SUSY events tight classification using restrictive cuts (left), and SUSY events tight classification using the XGBoost algorithm (right)

9.5 Discussion

From BSM particles to delving into supersymmetry, we have explored the performance of the XGBoost machine learning algorithm across a wide range of cutting-edge classification problems in particle physics.

Our results revealed significant variations in the performance of the XGBoost algorithm across our tested range of particle physics classification problems. In some areas, such as the Higgs boson classification, the XGBoost gave perfect or near-perfect prediction results. However, in other cases, it was clear that the XGBoost displayed excessive rigidity, leading substantial portions of the signal data to be excluded and dismissed as background data, resulting in lacklustre distributions, as seen in our exploration of SUSY.

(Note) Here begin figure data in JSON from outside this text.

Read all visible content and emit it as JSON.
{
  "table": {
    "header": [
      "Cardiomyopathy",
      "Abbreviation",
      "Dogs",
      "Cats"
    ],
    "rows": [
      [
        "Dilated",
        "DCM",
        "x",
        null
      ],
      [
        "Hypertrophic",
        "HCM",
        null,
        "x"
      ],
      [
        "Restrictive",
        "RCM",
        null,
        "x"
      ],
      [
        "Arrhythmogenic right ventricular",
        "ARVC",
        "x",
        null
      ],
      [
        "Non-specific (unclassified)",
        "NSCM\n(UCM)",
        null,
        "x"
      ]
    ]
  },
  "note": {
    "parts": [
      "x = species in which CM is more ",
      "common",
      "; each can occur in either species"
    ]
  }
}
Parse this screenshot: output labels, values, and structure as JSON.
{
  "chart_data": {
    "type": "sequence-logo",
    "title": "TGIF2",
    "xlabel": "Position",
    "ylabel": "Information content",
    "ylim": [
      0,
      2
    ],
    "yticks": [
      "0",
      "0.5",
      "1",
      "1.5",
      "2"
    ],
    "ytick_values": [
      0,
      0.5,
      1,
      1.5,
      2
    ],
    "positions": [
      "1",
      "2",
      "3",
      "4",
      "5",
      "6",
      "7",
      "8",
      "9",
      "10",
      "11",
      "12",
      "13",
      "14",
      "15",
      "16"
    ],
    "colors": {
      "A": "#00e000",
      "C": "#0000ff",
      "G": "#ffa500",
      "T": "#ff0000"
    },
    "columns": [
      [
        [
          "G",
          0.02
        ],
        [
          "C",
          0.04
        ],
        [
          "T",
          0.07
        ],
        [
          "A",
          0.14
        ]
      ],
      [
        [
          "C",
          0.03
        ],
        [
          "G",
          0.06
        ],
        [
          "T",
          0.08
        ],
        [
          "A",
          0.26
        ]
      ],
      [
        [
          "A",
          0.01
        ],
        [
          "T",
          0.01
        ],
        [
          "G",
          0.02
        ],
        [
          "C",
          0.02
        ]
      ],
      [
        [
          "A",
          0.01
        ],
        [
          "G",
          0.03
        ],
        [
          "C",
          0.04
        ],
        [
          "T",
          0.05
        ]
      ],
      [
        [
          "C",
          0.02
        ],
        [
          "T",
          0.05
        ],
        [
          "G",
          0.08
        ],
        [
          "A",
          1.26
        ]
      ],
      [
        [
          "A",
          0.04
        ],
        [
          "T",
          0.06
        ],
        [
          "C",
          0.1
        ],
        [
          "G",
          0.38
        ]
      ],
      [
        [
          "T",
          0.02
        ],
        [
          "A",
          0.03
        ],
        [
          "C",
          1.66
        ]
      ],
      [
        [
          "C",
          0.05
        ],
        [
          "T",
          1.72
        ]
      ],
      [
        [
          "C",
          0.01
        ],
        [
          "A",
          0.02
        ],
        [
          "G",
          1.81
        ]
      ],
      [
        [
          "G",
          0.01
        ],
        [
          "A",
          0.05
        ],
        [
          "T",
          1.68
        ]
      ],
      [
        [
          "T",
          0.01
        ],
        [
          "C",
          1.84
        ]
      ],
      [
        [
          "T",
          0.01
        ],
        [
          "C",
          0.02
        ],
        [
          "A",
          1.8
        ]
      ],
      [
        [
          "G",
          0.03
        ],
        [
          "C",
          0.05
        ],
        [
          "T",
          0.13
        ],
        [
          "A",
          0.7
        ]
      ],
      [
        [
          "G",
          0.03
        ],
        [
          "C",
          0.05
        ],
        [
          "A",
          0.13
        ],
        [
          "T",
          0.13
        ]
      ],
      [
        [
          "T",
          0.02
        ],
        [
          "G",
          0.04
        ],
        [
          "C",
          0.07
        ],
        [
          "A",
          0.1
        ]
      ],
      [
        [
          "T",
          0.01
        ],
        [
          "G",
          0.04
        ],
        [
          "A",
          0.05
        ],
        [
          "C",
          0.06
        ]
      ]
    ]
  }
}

The XGBoost is a supervised learning algorithm, and so relies on labelled datasets. Therefore, the algorithm works best in classifications where the selection criteria are well defined, as it allows accurately labelled training datasets to be generated. In these cases, researchers may not feel the full benefit of the XGBoost, as the algorithm will only ever (at best) replicate a prior cut-based analysis. However, this is an issue that we hope to address in our future work by exploring the potential of deep learning models to identify the optimal selection criteria for particle decay classifications which have very few selection criteria identified so far.

10 Conclusion

In this article, a variety of original research projects performed by UK secondary school students using the ATLAS Open Data and the repository of training resources developed by the authors have been presented. Such student research output shows that secondary school students are capable of meaningfully engaging with public releases of LHC data, presupposing no prior knowledge or experience. With sufficient time, training and support, it has been demonstrated that it is possible for high school students to interact with the data presented in the same format and using the same analysis techniques as physics researchers. Additionally, it has been shown that, with correctly structured training, students can produce entirely original works of research, and often independently arrive at questions and ideas that exist at the cutting-edge of particle physics research. Key to such successes is the structure of the training materials; they must presuppose no prior knowledge and present new information in a step-wise manner (preferably in a variety of formats), coding examples should be thoroughly commented with interleaved exercises to consolidate learning, hints and solutions should be available throughout to prevent frustration due to students becoming ’stuck’. Crucially, off-ramps from the training should be provided at each level, so individual teachers can tailor the project to the particular group of students, and the time and resources available. In conclusion, the student research presented in this article makes a strong case for the value of the public release of LHC data, and for the ongoing support for the ATLAS Open Data project.